I came across a site which had a series of photos of Afghanistan before war torn the country apart, photographs taken in the late 1960’s. The same series of photos appeared on other sites and there was one particular picture among the many wonderful and very colourful photos which just caught my imagination.
The photos were taken by an American doctor who went to work in Afghanistan in 1967 for two years for UNESCO as an expert in education. He and his wife and two daughters were based in Kabul but travelled through the beautiful and lovely country, and took many pictures of the people who lived there. The contrast between then and now is painful and acute.

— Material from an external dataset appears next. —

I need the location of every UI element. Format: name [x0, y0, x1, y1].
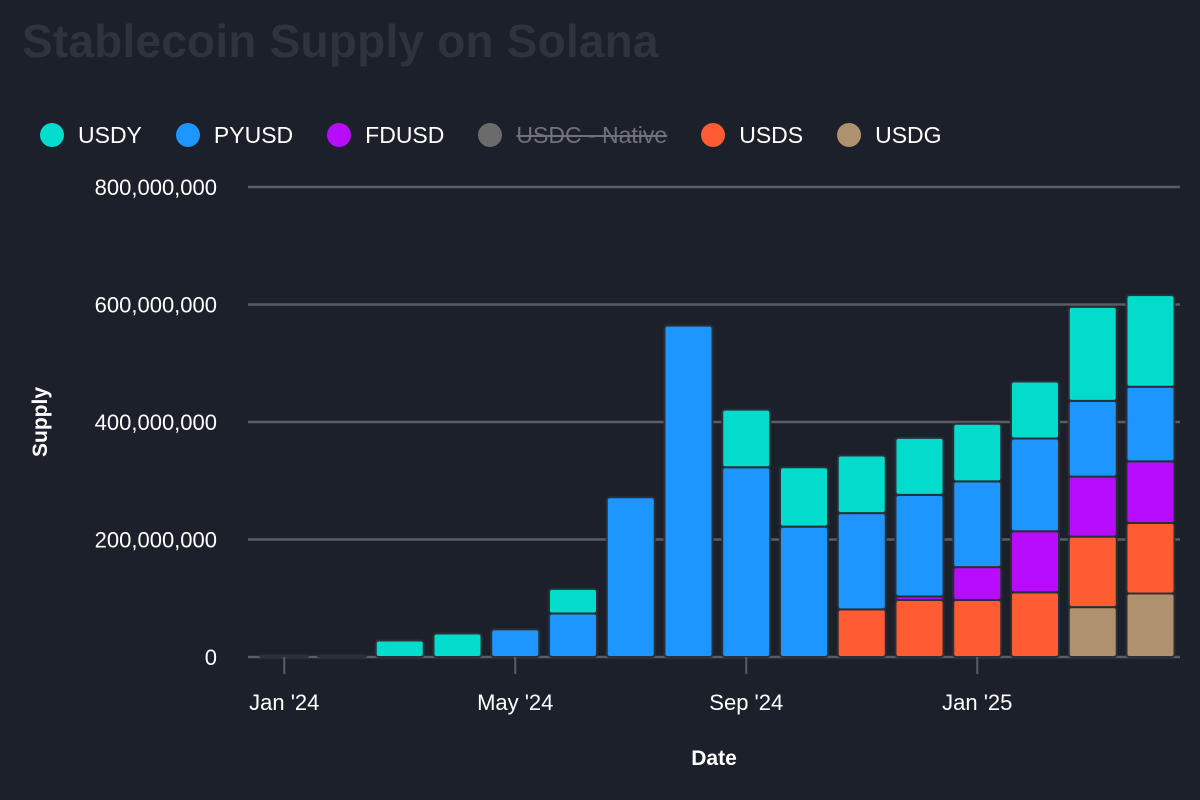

Dr William Podlich, known as Bill was born in 1915, and lived near Chesapeake Bay; he trained as a teacher but from being a young man, loved travel. when he was twenty-one, having completed his teacher training, he became galley crew and sailed to Brazil. He moved to New York as a teacher, and when the war came he joined the Army Air Corps and moved again, to Arizona. After the war, now married he taught for thirty-two years, still in Arizona (having completed a PhD in Iowa) before undertaking the two year placement in Afghanistan.
He sounds a most interesting man, and lived a long life, and died in 2008.
Follow this link to see a selection of his photographs:
http://blogs.denverpost.com/captured/2013/01/28/podlich-afghanistan-1960s-photos/5846/
They are really extraordinary, the way they capture just ordinary moments in ordinary and happy lives. The one I like best is the one of Dr Podlich himself, walking across a meadow, mountains and snowy peaks in the background.